The lines of beds of roses should be bold, niggling curves and twists with no meaning in
them should be avoided, as should long narrow beds so often seen. A good square or oblong shape looks good, ovals and crescents also
look well under certain circumstances. Round beds of roses and stars look less dignified, and are difficult to set out
successfully.
How to form them
If the beds are cut out on a lawn, see that the soil is not raised too
high.
This is a common fault, and the cause of many failures. The rain runs off too soon, and no amount of artificial watering will properly moisten the roots when
the soil is raised unduly.
Standards on lawns
Rose Standards too often look like broomsticks, whereas if they were planted in groups
of three, the effect would be more relaxed. Holes must be dug for them, and the grass kept well away from the trees.
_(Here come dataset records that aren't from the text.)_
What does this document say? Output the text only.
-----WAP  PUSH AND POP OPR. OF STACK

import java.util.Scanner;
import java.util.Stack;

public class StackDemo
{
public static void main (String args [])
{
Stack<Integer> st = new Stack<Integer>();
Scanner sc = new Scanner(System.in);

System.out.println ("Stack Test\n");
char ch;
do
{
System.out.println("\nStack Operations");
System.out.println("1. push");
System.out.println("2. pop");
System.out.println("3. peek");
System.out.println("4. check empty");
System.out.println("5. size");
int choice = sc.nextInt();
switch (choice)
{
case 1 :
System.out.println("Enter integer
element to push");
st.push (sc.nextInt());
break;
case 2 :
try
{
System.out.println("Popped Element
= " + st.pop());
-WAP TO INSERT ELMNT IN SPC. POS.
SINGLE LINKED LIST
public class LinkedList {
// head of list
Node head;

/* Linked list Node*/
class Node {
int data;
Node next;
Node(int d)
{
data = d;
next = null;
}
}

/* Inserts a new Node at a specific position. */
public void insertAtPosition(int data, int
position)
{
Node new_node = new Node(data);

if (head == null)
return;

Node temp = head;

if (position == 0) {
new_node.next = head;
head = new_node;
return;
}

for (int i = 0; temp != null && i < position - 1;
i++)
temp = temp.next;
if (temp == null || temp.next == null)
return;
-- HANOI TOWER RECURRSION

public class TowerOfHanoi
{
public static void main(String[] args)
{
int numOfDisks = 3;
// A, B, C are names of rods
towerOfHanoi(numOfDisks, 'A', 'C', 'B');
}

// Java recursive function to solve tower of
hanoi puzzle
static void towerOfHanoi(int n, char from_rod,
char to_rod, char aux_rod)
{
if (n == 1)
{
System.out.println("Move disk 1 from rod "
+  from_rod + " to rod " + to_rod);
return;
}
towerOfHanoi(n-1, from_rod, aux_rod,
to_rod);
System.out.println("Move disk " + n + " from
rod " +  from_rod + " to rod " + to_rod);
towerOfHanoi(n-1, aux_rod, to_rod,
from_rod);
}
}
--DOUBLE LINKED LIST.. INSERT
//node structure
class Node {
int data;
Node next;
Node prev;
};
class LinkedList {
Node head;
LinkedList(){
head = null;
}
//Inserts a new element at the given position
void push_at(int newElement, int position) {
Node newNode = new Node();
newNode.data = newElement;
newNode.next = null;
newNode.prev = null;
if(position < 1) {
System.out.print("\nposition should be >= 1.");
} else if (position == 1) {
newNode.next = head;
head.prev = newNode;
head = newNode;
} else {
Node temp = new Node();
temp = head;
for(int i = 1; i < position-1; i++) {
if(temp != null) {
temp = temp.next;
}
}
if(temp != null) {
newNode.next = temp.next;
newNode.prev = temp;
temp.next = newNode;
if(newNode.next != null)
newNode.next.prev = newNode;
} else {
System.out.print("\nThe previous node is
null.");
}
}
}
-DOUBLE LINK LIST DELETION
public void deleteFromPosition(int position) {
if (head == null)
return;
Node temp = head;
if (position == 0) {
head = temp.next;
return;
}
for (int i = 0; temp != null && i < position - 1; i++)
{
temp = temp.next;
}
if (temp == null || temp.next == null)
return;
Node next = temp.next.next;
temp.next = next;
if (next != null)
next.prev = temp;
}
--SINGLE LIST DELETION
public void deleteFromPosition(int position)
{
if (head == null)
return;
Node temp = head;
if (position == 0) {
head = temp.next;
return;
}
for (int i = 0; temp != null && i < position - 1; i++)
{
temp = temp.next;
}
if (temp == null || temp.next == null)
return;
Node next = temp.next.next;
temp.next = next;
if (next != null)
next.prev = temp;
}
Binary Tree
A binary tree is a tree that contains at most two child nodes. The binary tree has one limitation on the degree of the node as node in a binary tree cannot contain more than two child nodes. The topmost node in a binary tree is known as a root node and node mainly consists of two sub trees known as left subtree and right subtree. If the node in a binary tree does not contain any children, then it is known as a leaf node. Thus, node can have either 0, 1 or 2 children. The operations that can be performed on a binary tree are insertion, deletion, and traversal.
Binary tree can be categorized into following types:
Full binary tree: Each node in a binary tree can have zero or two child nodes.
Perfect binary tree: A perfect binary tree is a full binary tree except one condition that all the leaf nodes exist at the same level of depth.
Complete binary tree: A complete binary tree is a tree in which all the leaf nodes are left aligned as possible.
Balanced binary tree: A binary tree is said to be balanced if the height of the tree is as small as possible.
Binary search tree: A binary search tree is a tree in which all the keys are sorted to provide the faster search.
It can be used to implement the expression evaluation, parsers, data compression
Each tree if planted singly should have a hole as large across as an ordinary wash-hand
basin, and about eighteen inches or two feet deep. There is no need for the soil around to be quite
bare, various ways of treating it will be found in the section headed Ground
Cover Plants.
Roses in borders
Roses often look their best in borders. Backed by an old wall, with various climbing plants, including varieties of the rose itself, growing up
it, and with a pretty edging between them and the gravel path, there is something old-world and informal about these borders that is sure to
charm the eye.
They must be arranged with care, however, or the good effect will be lost.
Avoid straight lines
Many gardeners can plant a bed out in the open well enough, but when they come to a
border nothing will content them but rows of straight lines! We cannot do better than learn more from Nature, she never goes wrong, and always
abhors a straight line. Of course a garden is not intended to be wild, and a few formal lines
have their proper place in landscape gardening.
The best soil
The best soil for roses is composed of two-thirds loam and one-third manure, the whole
being well mixed and stamped down so as to be fairly firm, with the manure not too near the surface unless it is very well
decayed. The depth of good soil should be at least a foot and a half, or a little more, if possible. If it is resting
on clay so much the better.
Preparing beds and borders in wet weather should not be attempted. The soil should be fairly crumbly, if it is sticky delay the matter for a few days.